Папа нахмурился, «задумался». А потом его лицо просияло:
– У Лизы красная шапочка!
– Снова нет, папа! Тебе двойка! ― Яна уже кричала от восторга.
– Хм… Мне нужна подсказка.
– Начни с Маши!
– С Маши? Ну ладно. У Маши не белая и не синяя шапочка, а значит…
– Да-да! Давай, папа! Думай! ― Яна запрыгала на стуле. Папа забавлял ее своей «тупостью».
– У Маши красная! ― изрек папа, а потом, повернувшись ко мне, резко сказал: ― Стас!

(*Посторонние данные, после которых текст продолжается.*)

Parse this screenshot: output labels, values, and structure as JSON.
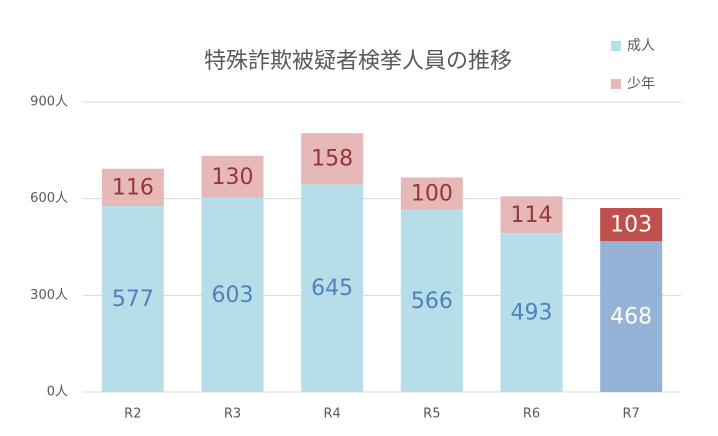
{
  "chart_data": {
    "type": "stacked-bar",
    "title": "特殊詐欺被疑者検挙人員の推移",
    "categories": [
      "R2",
      "R3",
      "R4",
      "R5",
      "R6",
      "R7"
    ],
    "series": [
      {
        "name": "成人",
        "color": "#b7dee8",
        "colors": [
          "#b7dee8",
          "#b7dee8",
          "#b7dee8",
          "#b7dee8",
          "#b7dee8",
          "#95b3d7"
        ],
        "label_colors": [
          "#4f81bd",
          "#4f81bd",
          "#4f81bd",
          "#4f81bd",
          "#4f81bd",
          "#ffffff"
        ],
        "values": [
          577,
          603,
          645,
          566,
          493,
          468
        ]
      },
      {
        "name": "少年",
        "color": "#e6b9b8",
        "colors": [
          "#e6b9b8",
          "#e6b9b8",
          "#e6b9b8",
          "#e6b9b8",
          "#e6b9b8",
          "#c0504d"
        ],
        "label_colors": [
          "#953735",
          "#953735",
          "#953735",
          "#953735",
          "#953735",
          "#ffffff"
        ],
        "values": [
          116,
          130,
          158,
          100,
          114,
          103
        ]
      }
    ],
    "ylim": [
      0,
      900
    ],
    "yticks": [
      {
        "value": 0,
        "label": "0人"
      },
      {
        "value": 300,
        "label": "300人"
      },
      {
        "value": 600,
        "label": "600人"
      },
      {
        "value": 900,
        "label": "900人"
      }
    ],
    "grid": true,
    "legend": "top-right"
  }
}
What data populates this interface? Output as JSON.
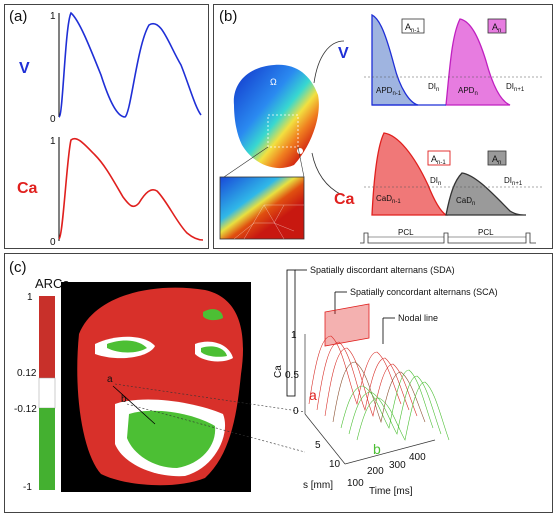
{
  "panels": {
    "a": {
      "label": "(a)",
      "v_label": "V",
      "ca_label": "Ca",
      "v_top": "1",
      "v_bottom": "0",
      "ca_top": "1",
      "ca_bottom": "0"
    },
    "b": {
      "label": "(b)",
      "v_label": "V",
      "ca_label": "Ca",
      "omega": "Ω",
      "a_prev": "A",
      "a_prev_sub": "n-1",
      "a_cur": "A",
      "a_cur_sub": "n",
      "apd_prev": "APD",
      "apd_prev_sub": "n-1",
      "di_n": "DI",
      "di_n_sub": "n",
      "apd_cur": "APD",
      "apd_cur_sub": "n",
      "di_next": "DI",
      "di_next_sub": "n+1",
      "ca_a_prev": "A",
      "ca_a_prev_sub": "n-1",
      "ca_a_cur": "A",
      "ca_a_cur_sub": "n",
      "cad_prev": "CaD",
      "cad_prev_sub": "n-1",
      "cad_cur": "CaD",
      "cad_cur_sub": "n",
      "ca_di_n": "DI",
      "ca_di_n_sub": "n",
      "ca_di_next": "DI",
      "ca_di_next_sub": "n+1",
      "pcl1": "PCL",
      "pcl2": "PCL"
    },
    "c": {
      "label": "(c)",
      "colorbar_title": "ARCa",
      "colorbar_ticks": [
        "1",
        "0.12",
        "-0.12",
        "-1"
      ],
      "map_label_a": "a",
      "map_label_b": "b",
      "annot_sda": "Spatially discordant alternans (SDA)",
      "annot_sca": "Spatially concordant alternans (SCA)",
      "annot_nodal": "Nodal line",
      "plot3d": {
        "z_label": "Ca",
        "s_label": "s [mm]",
        "t_label": "Time [ms]",
        "z_ticks": [
          "1",
          "0.5",
          "0"
        ],
        "s_ticks": [
          "5",
          "10"
        ],
        "t_ticks": [
          "100",
          "200",
          "300",
          "400"
        ],
        "curve_a": "a",
        "curve_b": "b"
      }
    }
  },
  "colors": {
    "v_trace": "#1f2fd6",
    "ca_trace": "#e0201e",
    "a_prev_fill": "#9fb4e0",
    "a_cur_fill": "#e77ce0",
    "ca_prev_fill": "#f07878",
    "ca_cur_fill": "#9a9a9a",
    "map_red": "#d8302a",
    "map_green": "#4cbf34"
  }
}
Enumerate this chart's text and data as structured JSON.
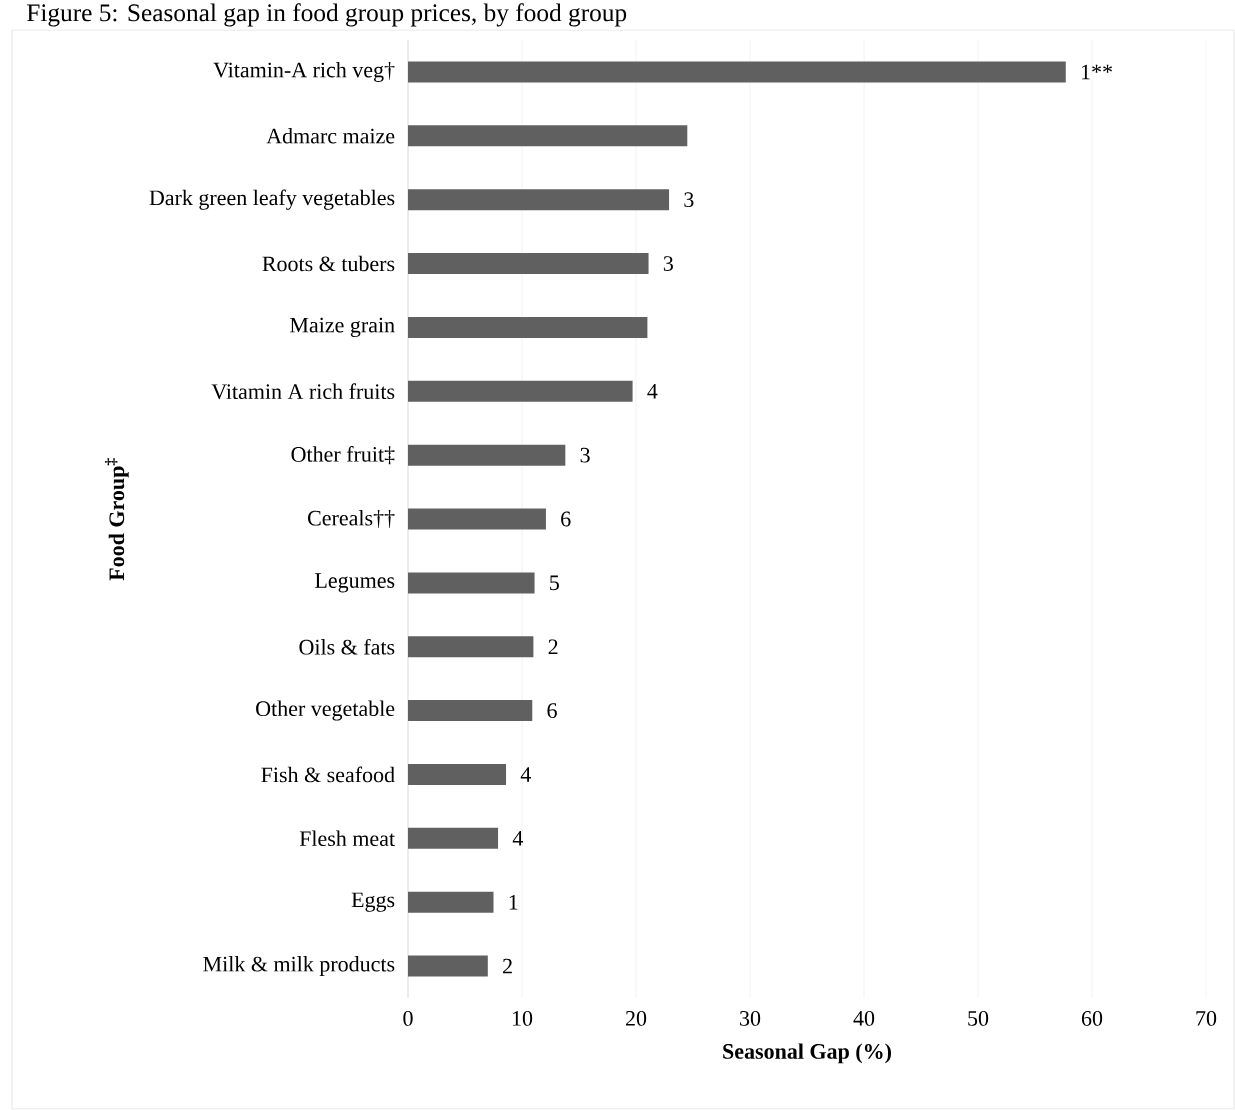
{
  "chart_data": {
    "type": "bar",
    "orientation": "horizontal",
    "title": "Figure 5: Seasonal gap in food group prices, by food group",
    "xlabel": "Seasonal Gap (%)",
    "ylabel": "Food Group$^{‡}$",
    "categories": [
      "Vitamin-A rich veg†",
      "Admarc maize",
      "Dark green leafy vegetables",
      "Roots & tubers",
      "Maize grain",
      "Vitamin A rich fruits",
      "Other fruit‡",
      "Cereals††",
      "Legumes",
      "Oils & fats",
      "Other vegetable",
      "Fish & seafood",
      "Flesh meat",
      "Eggs",
      "Milk & milk products"
    ],
    "values": [
      57.7,
      24.5,
      22.9,
      21.1,
      21.0,
      19.7,
      13.8,
      12.1,
      11.1,
      11.0,
      10.9,
      8.6,
      7.9,
      7.5,
      7.0
    ],
    "annotations": [
      {
        "text": "1**",
        "x": 57.7,
        "y": "Vitamin-A rich veg†"
      },
      {
        "text": "3",
        "x": 22.9,
        "y": "Dark green leafy vegetables"
      },
      {
        "text": "3",
        "x": 21.1,
        "y": "Roots & tubers"
      },
      {
        "text": "4",
        "x": 19.7,
        "y": "Vitamin A rich fruits"
      },
      {
        "text": "3",
        "x": 13.8,
        "y": "Other fruit‡"
      },
      {
        "text": "6",
        "x": 12.1,
        "y": "Cereals††"
      },
      {
        "text": "5",
        "x": 11.1,
        "y": "Legumes"
      },
      {
        "text": "2",
        "x": 11.0,
        "y": "Oils & fats"
      },
      {
        "text": "6",
        "x": 10.9,
        "y": "Other vegetable"
      },
      {
        "text": "4",
        "x": 8.6,
        "y": "Fish & seafood"
      },
      {
        "text": "4",
        "x": 7.9,
        "y": "Flesh meat"
      },
      {
        "text": "1",
        "x": 7.5,
        "y": "Eggs"
      },
      {
        "text": "2",
        "x": 7.0,
        "y": "Milk & milk products"
      }
    ],
    "color": "#606060",
    "xlim": [
      0,
      70
    ],
    "xticks": [
      0,
      10,
      20,
      30,
      40,
      50,
      60,
      70
    ],
    "grid": "x"
  }
}
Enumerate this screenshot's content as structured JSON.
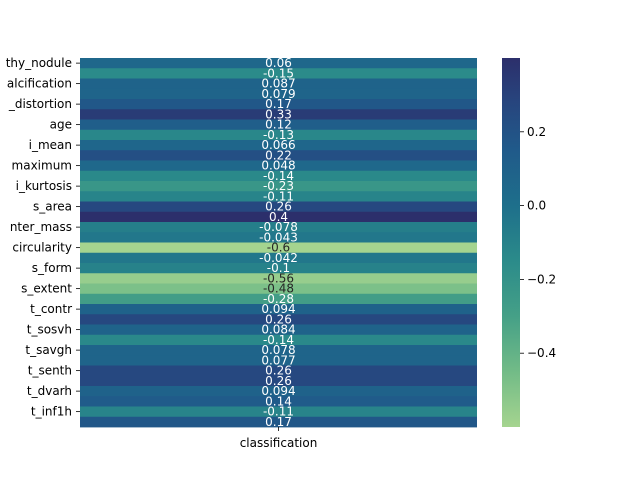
{
  "chart_data": {
    "type": "heatmap",
    "title": "",
    "xlabel": "",
    "ylabel": "",
    "columns": [
      "classification"
    ],
    "rows": [
      {
        "label": "thy_nodule",
        "value": 0.06,
        "text": "0.06"
      },
      {
        "label": "",
        "value": -0.15,
        "text": "-0.15"
      },
      {
        "label": "alcification",
        "value": 0.087,
        "text": "0.087"
      },
      {
        "label": "",
        "value": 0.079,
        "text": "0.079"
      },
      {
        "label": "_distortion",
        "value": 0.17,
        "text": "0.17"
      },
      {
        "label": "",
        "value": 0.33,
        "text": "0.33"
      },
      {
        "label": "age",
        "value": 0.12,
        "text": "0.12"
      },
      {
        "label": "",
        "value": -0.13,
        "text": "-0.13"
      },
      {
        "label": "i_mean",
        "value": 0.066,
        "text": "0.066"
      },
      {
        "label": "",
        "value": 0.22,
        "text": "0.22"
      },
      {
        "label": "maximum",
        "value": 0.048,
        "text": "0.048"
      },
      {
        "label": "",
        "value": -0.14,
        "text": "-0.14"
      },
      {
        "label": "i_kurtosis",
        "value": -0.23,
        "text": "-0.23"
      },
      {
        "label": "",
        "value": -0.11,
        "text": "-0.11"
      },
      {
        "label": "s_area",
        "value": 0.26,
        "text": "0.26"
      },
      {
        "label": "",
        "value": 0.4,
        "text": "0.4"
      },
      {
        "label": "nter_mass",
        "value": -0.078,
        "text": "-0.078"
      },
      {
        "label": "",
        "value": -0.043,
        "text": "-0.043"
      },
      {
        "label": "circularity",
        "value": -0.6,
        "text": "-0.6"
      },
      {
        "label": "",
        "value": -0.042,
        "text": "-0.042"
      },
      {
        "label": "s_form",
        "value": -0.1,
        "text": "-0.1"
      },
      {
        "label": "",
        "value": -0.56,
        "text": "-0.56"
      },
      {
        "label": "s_extent",
        "value": -0.48,
        "text": "-0.48"
      },
      {
        "label": "",
        "value": -0.28,
        "text": "-0.28"
      },
      {
        "label": "t_contr",
        "value": 0.094,
        "text": "0.094"
      },
      {
        "label": "",
        "value": 0.26,
        "text": "0.26"
      },
      {
        "label": "t_sosvh",
        "value": 0.084,
        "text": "0.084"
      },
      {
        "label": "",
        "value": -0.14,
        "text": "-0.14"
      },
      {
        "label": "t_savgh",
        "value": 0.078,
        "text": "0.078"
      },
      {
        "label": "",
        "value": 0.077,
        "text": "0.077"
      },
      {
        "label": "t_senth",
        "value": 0.26,
        "text": "0.26"
      },
      {
        "label": "",
        "value": 0.26,
        "text": "0.26"
      },
      {
        "label": "t_dvarh",
        "value": 0.094,
        "text": "0.094"
      },
      {
        "label": "",
        "value": 0.14,
        "text": "0.14"
      },
      {
        "label": "t_inf1h",
        "value": -0.11,
        "text": "-0.11"
      },
      {
        "label": "",
        "value": 0.17,
        "text": "0.17"
      }
    ],
    "colorbar": {
      "vmin": -0.6,
      "vmax": 0.4,
      "ticks": [
        0.2,
        0.0,
        -0.2,
        -0.4
      ],
      "tick_labels": [
        "0.2",
        "0.0",
        "−0.2",
        "−0.4"
      ],
      "colormap": "crest",
      "color_stops": [
        {
          "v": -0.6,
          "color": "#a5d48f"
        },
        {
          "v": -0.45,
          "color": "#72bb87"
        },
        {
          "v": -0.3,
          "color": "#45a087"
        },
        {
          "v": -0.15,
          "color": "#2b8b8a"
        },
        {
          "v": 0.0,
          "color": "#1e6f8b"
        },
        {
          "v": 0.15,
          "color": "#205a8a"
        },
        {
          "v": 0.28,
          "color": "#27457e"
        },
        {
          "v": 0.4,
          "color": "#2c2f6b"
        }
      ]
    }
  }
}
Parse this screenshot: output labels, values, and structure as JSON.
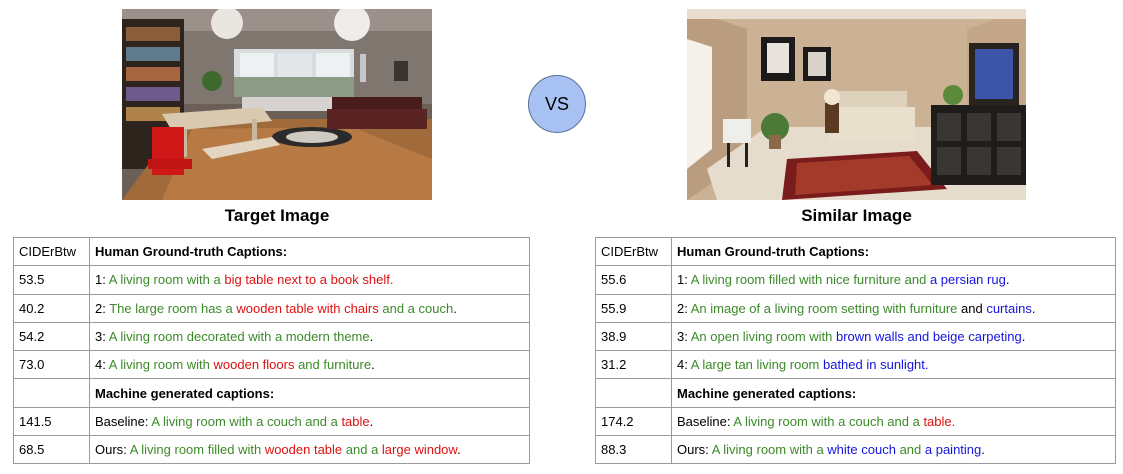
{
  "vs_label": "VS",
  "left": {
    "title": "Target Image",
    "photo_icon": "living-room-photo",
    "col_header": "CIDErBtw",
    "human_header": "Human Ground-truth Captions:",
    "machine_header": "Machine generated captions:",
    "human": [
      {
        "score": "53.5",
        "parts": [
          [
            "1: ",
            "k"
          ],
          [
            "A living room with a ",
            "g"
          ],
          [
            "big table next to a book shelf.",
            "r"
          ]
        ]
      },
      {
        "score": "40.2",
        "parts": [
          [
            "2: ",
            "k"
          ],
          [
            "The large room has a ",
            "g"
          ],
          [
            "wooden table with chairs",
            "r"
          ],
          [
            " and a couch",
            "g"
          ],
          [
            ".",
            "k"
          ]
        ]
      },
      {
        "score": "54.2",
        "parts": [
          [
            "3: ",
            "k"
          ],
          [
            "A living room decorated with a modern theme",
            "g"
          ],
          [
            ".",
            "k"
          ]
        ]
      },
      {
        "score": "73.0",
        "parts": [
          [
            "4: ",
            "k"
          ],
          [
            "A living room with ",
            "g"
          ],
          [
            "wooden floors",
            "r"
          ],
          [
            " and furniture",
            "g"
          ],
          [
            ".",
            "k"
          ]
        ]
      }
    ],
    "machine": [
      {
        "score": "141.5",
        "parts": [
          [
            "Baseline: ",
            "k"
          ],
          [
            "A living room with a couch and a ",
            "g"
          ],
          [
            "table",
            "r"
          ],
          [
            ".",
            "k"
          ]
        ]
      },
      {
        "score": "68.5",
        "parts": [
          [
            "Ours: ",
            "k"
          ],
          [
            "A living room filled with ",
            "g"
          ],
          [
            "wooden table",
            "r"
          ],
          [
            " and a ",
            "g"
          ],
          [
            "large window",
            "r"
          ],
          [
            ".",
            "k"
          ]
        ]
      }
    ]
  },
  "right": {
    "title": "Similar Image",
    "photo_icon": "living-room-photo",
    "col_header": "CIDErBtw",
    "human_header": "Human Ground-truth Captions:",
    "machine_header": "Machine generated captions:",
    "human": [
      {
        "score": "55.6",
        "parts": [
          [
            "1: ",
            "k"
          ],
          [
            "A living room filled with nice furniture and ",
            "g"
          ],
          [
            "a persian rug",
            "b"
          ],
          [
            ".",
            "k"
          ]
        ]
      },
      {
        "score": "55.9",
        "parts": [
          [
            "2: ",
            "k"
          ],
          [
            "An image of a living room setting with furniture",
            "g"
          ],
          [
            " and ",
            "k"
          ],
          [
            "curtains",
            "b"
          ],
          [
            ".",
            "k"
          ]
        ]
      },
      {
        "score": "38.9",
        "parts": [
          [
            "3: ",
            "k"
          ],
          [
            "An open living room with ",
            "g"
          ],
          [
            "brown walls and beige carpeting",
            "b"
          ],
          [
            ".",
            "k"
          ]
        ]
      },
      {
        "score": "31.2",
        "parts": [
          [
            "4: ",
            "k"
          ],
          [
            "A large tan living room ",
            "g"
          ],
          [
            "bathed in sunlight.",
            "b"
          ]
        ]
      }
    ],
    "machine": [
      {
        "score": "174.2",
        "parts": [
          [
            "Baseline: ",
            "k"
          ],
          [
            "A living room with a couch and a ",
            "g"
          ],
          [
            "table.",
            "r"
          ]
        ]
      },
      {
        "score": "88.3",
        "parts": [
          [
            "Ours: ",
            "k"
          ],
          [
            "A living room with a ",
            "g"
          ],
          [
            "white couch",
            "b"
          ],
          [
            " and ",
            "g"
          ],
          [
            "a painting",
            "b"
          ],
          [
            ".",
            "k"
          ]
        ]
      }
    ]
  }
}
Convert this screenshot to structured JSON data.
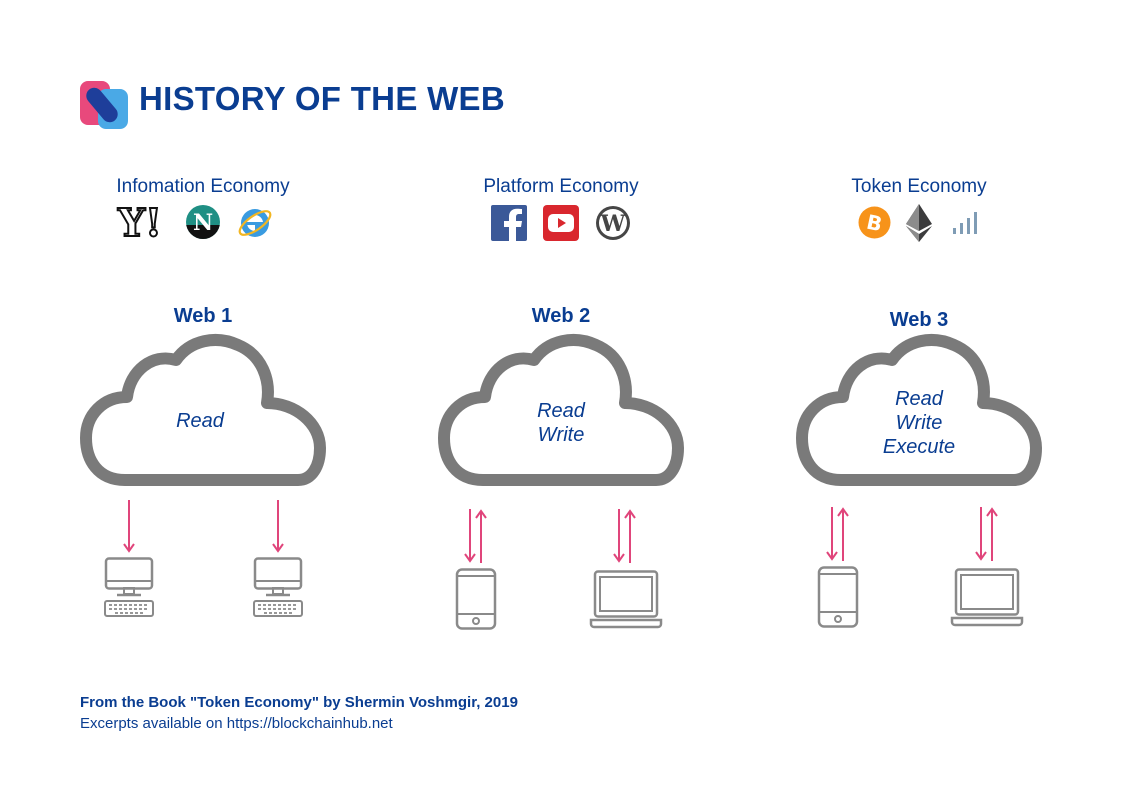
{
  "header": {
    "title": "HISTORY OF THE WEB"
  },
  "columns": [
    {
      "economy": "Infomation Economy",
      "web": "Web 1",
      "capabilities": [
        "Read"
      ],
      "icons": [
        "yahoo-icon",
        "netscape-icon",
        "internet-explorer-icon"
      ],
      "devices": [
        "desktop-computer-icon",
        "desktop-computer-icon"
      ]
    },
    {
      "economy": "Platform Economy",
      "web": "Web 2",
      "capabilities": [
        "Read",
        "Write"
      ],
      "icons": [
        "facebook-icon",
        "youtube-icon",
        "wordpress-icon"
      ],
      "devices": [
        "smartphone-icon",
        "laptop-icon"
      ]
    },
    {
      "economy": "Token Economy",
      "web": "Web 3",
      "capabilities": [
        "Read",
        "Write",
        "Execute"
      ],
      "icons": [
        "bitcoin-icon",
        "ethereum-icon",
        "signal-bars-icon"
      ],
      "devices": [
        "smartphone-icon",
        "laptop-icon"
      ]
    }
  ],
  "footer": {
    "source": "From the Book \"Token Economy\" by Shermin Voshmgir, 2019",
    "excerpts": "Excerpts available on https://blockchainhub.net"
  },
  "colors": {
    "primary": "#0a3d91",
    "cloud": "#7a7a7a",
    "arrow": "#e0457b",
    "device": "#8a8a8a"
  }
}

Ты сделаешь потише или нет?
– Да, молодец, правильно! ― Яна захлопала в ладоши. ― А теперь Лиза!
Я сделал звук еще громче.
– Так, по условию у Лизы не белая шапочка. А также не красная, ведь красная у Маши. Значит, у Лизы синяя! А у Вики белая!
– Все верно! ― воскликнула Яна. ― Так, а теперь следующую задачку. Ты ее в жизни не решишь. У Артема было семь машинок…
В фильме что-то жутко громыхнуло. Папа недовольно уставился на меня:
– Стас, я сейчас вырублю телевизор, а ты отправишься в свою комнату!
Я и ухом не повел. Пялился в экран, как будто в комнате больше никого не было. Еще одна шумная сцена. Раздался грохот на всю комнату. Яна, перекрикивая телевизор, диктовала условие. Папа, не слушая, сверлил меня взглядом.
– Стас! Ты слышишь? Я с тобой говорю! ― Встав, он подошел к дивану, схватил пульт и сбавил громкость.
– Мне так не слышно! ― возмутился я.
– Всей семье слышно, а тебе нет?
– Ну, прости, пап, за то, что у меня от слуха осталось пятьдесят процентов. Вы можете вставить в одно ухо берушу, чтобы мы были в одинаковых условиях.
Не поведя и бровью, папа взял с журнального столика салфетку и бросил мне.
– Губы вытри. Яд капает.
– Пап, можешь повторить? ― я продолжал ерничать. ― Я плохо слышу…
– Так. Твой подростковый сарказм не уместен. Ты не один в комнате.
Не отводя от папы ледяного взгляда, я крикнул Яне:
– Ян, хочешь интересную задачку? Мальчик Стас всегда слушал телевизор на десятибалльной громкости. Но потом ему воткнули в ухо горящую палку и у него осталось только одно ухо. На какой громкости ему теперь комфортно слушать телевизор?
Бесхитростная Яна сарказма не уловила и задумалась. На лбу от напряжения пролегла морщинка. Папино лицо скривилось от гнева.